“We’ve got shovel-ready projects all across the country. And governors and mayors are pleading to fund it. The minute we can get those investments to the state level, jobs are going to be created.” — President-elect Barack Obama, December 2008
“There’s no such thing as shovel-ready projects.” — President Obama, September 2010
Boosting federal investment in infrastructure has never had so many enthusiasts. During the presidential campaign, it was the rare chorus that Donald Trump, Hillary Clinton and Bernie Sanders could all join in singing.
House Democratic leader Nancy Pelosi says she’s eager to work with Trump on it. Her GOP counterpart, Kevin McCarthy, expects Republicans to cooperate with their president.
Both the AFL-CIO and the U.S. Chamber of Commerce are in favor. And why not? Not only will we get more modern facilities, we are told, but the gusher of money will invigorate the economy and create lots of blue-collar jobs.
But such investments don’t always work out the way they’re supposed to. Pouring funds into highways, bridges, airports, dams and other projects is easy. Spending money wisely is hard. What beckons on the horizon, as Obama discovered after getting his $840 billion stimulus in 2009, often turns out to be a mirage.
There are several reasons for deep skepticism about this whole proposed endeavor. One is that the federal government has a lousy record of investing for the maximum payoff. Harvard e=conomist Edward Glaeser has noted that the transportation funding in Obama’s package “was twice as generous, on a per-capita basis, to the ten least dense states than it was to the ten densest states, even though higher-density areas need more expensive infrastructure.”
Remember that “bridge to nowhere” that Alaska Gov. Sarah Palin bragged about stopping? It was part of a federal highway bill. When Washington lavishes money on transportation, it typically puts politics above economic merit.
There are doubtless many infrastructure fixes that could be done with more spending. But why should the federal government assume responsibility for them? The majority serve mostly local needs and can be financed by the beneficiaries. Mayors and governors are less accountable when such projects are financed by taxpayers who live elsewhere.

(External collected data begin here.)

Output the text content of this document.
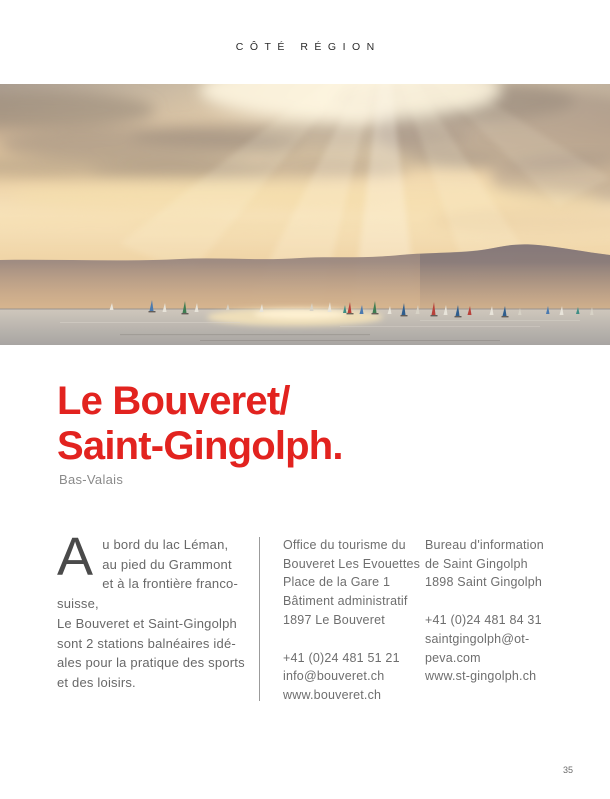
CÔTÉ RÉGION
Le Bouveret/
Saint-Gingolph.
Bas-Valais
A u bord du lac Léman,
au pied du Grammont
et à la frontière franco-suisse,
Le Bouveret et Saint-Gingolph
sont 2 stations balnéaires idé-
ales pour la pratique des sports
et des loisirs.
Office du tourisme du
Bouveret Les Evouettes
Place de la Gare 1
Bâtiment administratif
1897 Le Bouveret
+41 (0)24 481 51 21
info@bouveret.ch
www.bouveret.ch
Bureau d'information
de Saint Gingolph
1898 Saint Gingolph
+41 (0)24 481 84 31
saintgingolph@ot-peva.com
www.st-gingolph.ch
35
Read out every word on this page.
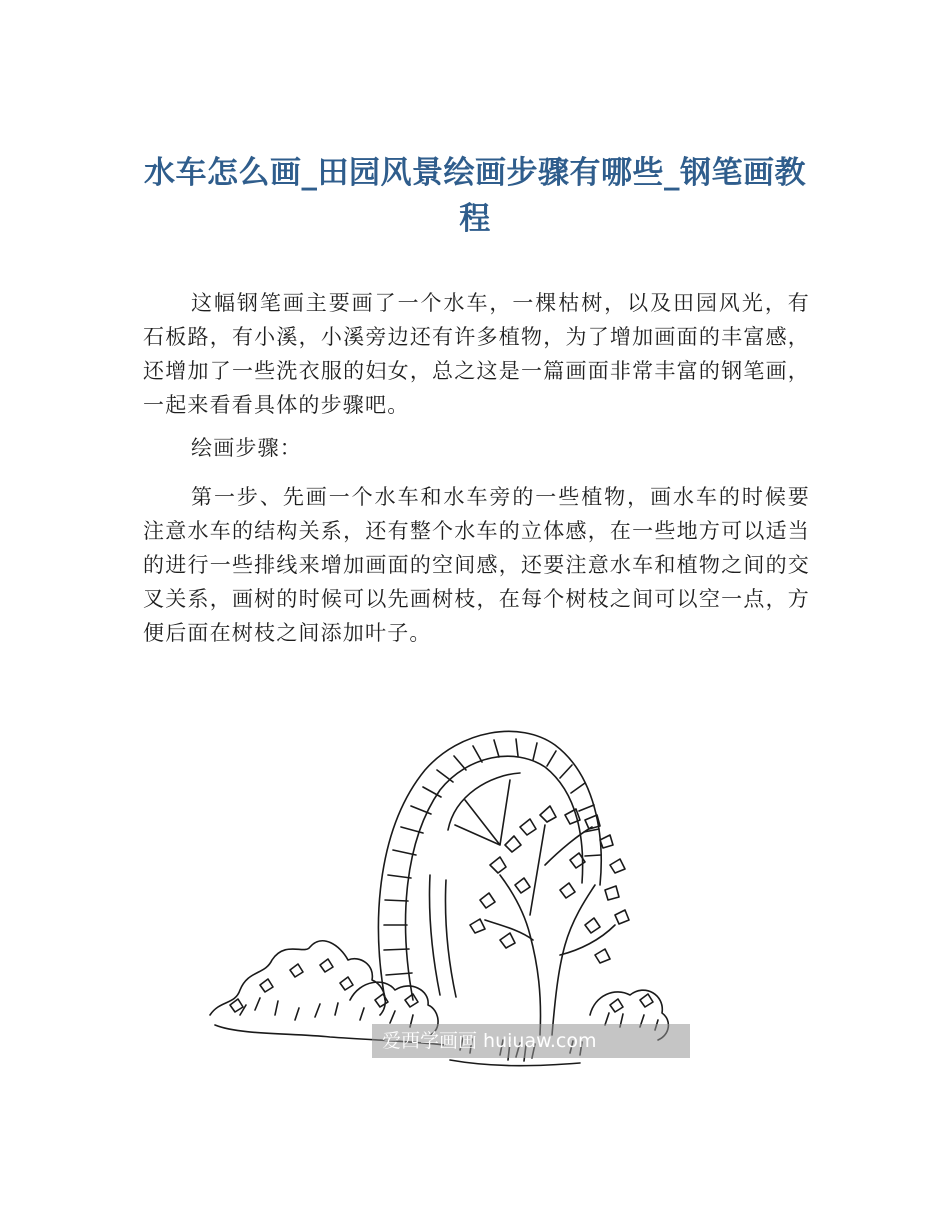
水车怎么画_田园风景绘画步骤有哪些_钢笔画教程

这幅钢笔画主要画了一个水车，一棵枯树，以及田园风光，有石板路，有小溪，小溪旁边还有许多植物，为了增加画面的丰富感，还增加了一些洗衣服的妇女，总之这是一篇画面非常丰富的钢笔画，一起来看看具体的步骤吧。

绘画步骤：

第一步、先画一个水车和水车旁的一些植物，画水车的时候要注意水车的结构关系，还有整个水车的立体感，在一些地方可以适当的进行一些排线来增加画面的空间感，还要注意水车和植物之间的交叉关系，画树的时候可以先画树枝，在每个树枝之间可以空一点，方便后面在树枝之间添加叶子。

爱西学画画 huiuaw.com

People in Los Angeles, Houston and Pittsburgh know better than anyone else what the local priorities are. If taxpayers in those places aren’t willing to shore up the bridges or resurface the roads they use every day, it’s a signal the money shouldn’t be spent. In the 1960s, notes economist Lee Ohanian of the Hoover Institution, capital outlays made up 20 percent of California’s state budget. Today they’re 3 percent.
Nor will infrastructure spending yield a harvest of new jobs. A study by the Congressional Budget Office calculated that the 2009 stimulus, of which infrastructure was only a part, created no more than 200,000 jobs by 2014 — out of the 9 million the economy added during that period.
Andrew Garin, a Ph.D. candidate in economics at Harvard, studied the results of the 2009 package and detected “little to no county-level impact of highway spending on local employment outcomes reported by employers. There appears to be no effect on local highway-construction, employment, overall construction employment, or total private-sector employment.”
The prospect of a blue-collar boom is a feat of imagination. Out-of-work coal miners and autoworkers don’t necessarily have the skills contractors need to expand airports or replace bridges. The unemployment rate for construction workers is just 5.7 percent, which means a lot of those hired for public projects would be taken away from private ones.
What about the claim that a massive infrastructure program will be a 5-Year Energy shot for the economy? Standard economic theory says that such an effort to boost total national demand can be helpful during a recession.
But in the eighth year of a recovery, it will just crowd out private spending, nullifying any macroeconomic benefit.
One likely consequence of this type of program, whether financed with direct spending or tax credits, is to add to the federal debt, to the detriment of future taxpayers. The CBO concluded that Obama’s stimulus had modest short-term benefits for the economy but negative long-term effects, because “increased debt tends to reduce the stock of productive private capital.”
Trump and others in Washington see an infrastructure push as a superhighway to prosperity. Most likely, it’s a grander, shinier bridge to nowhere.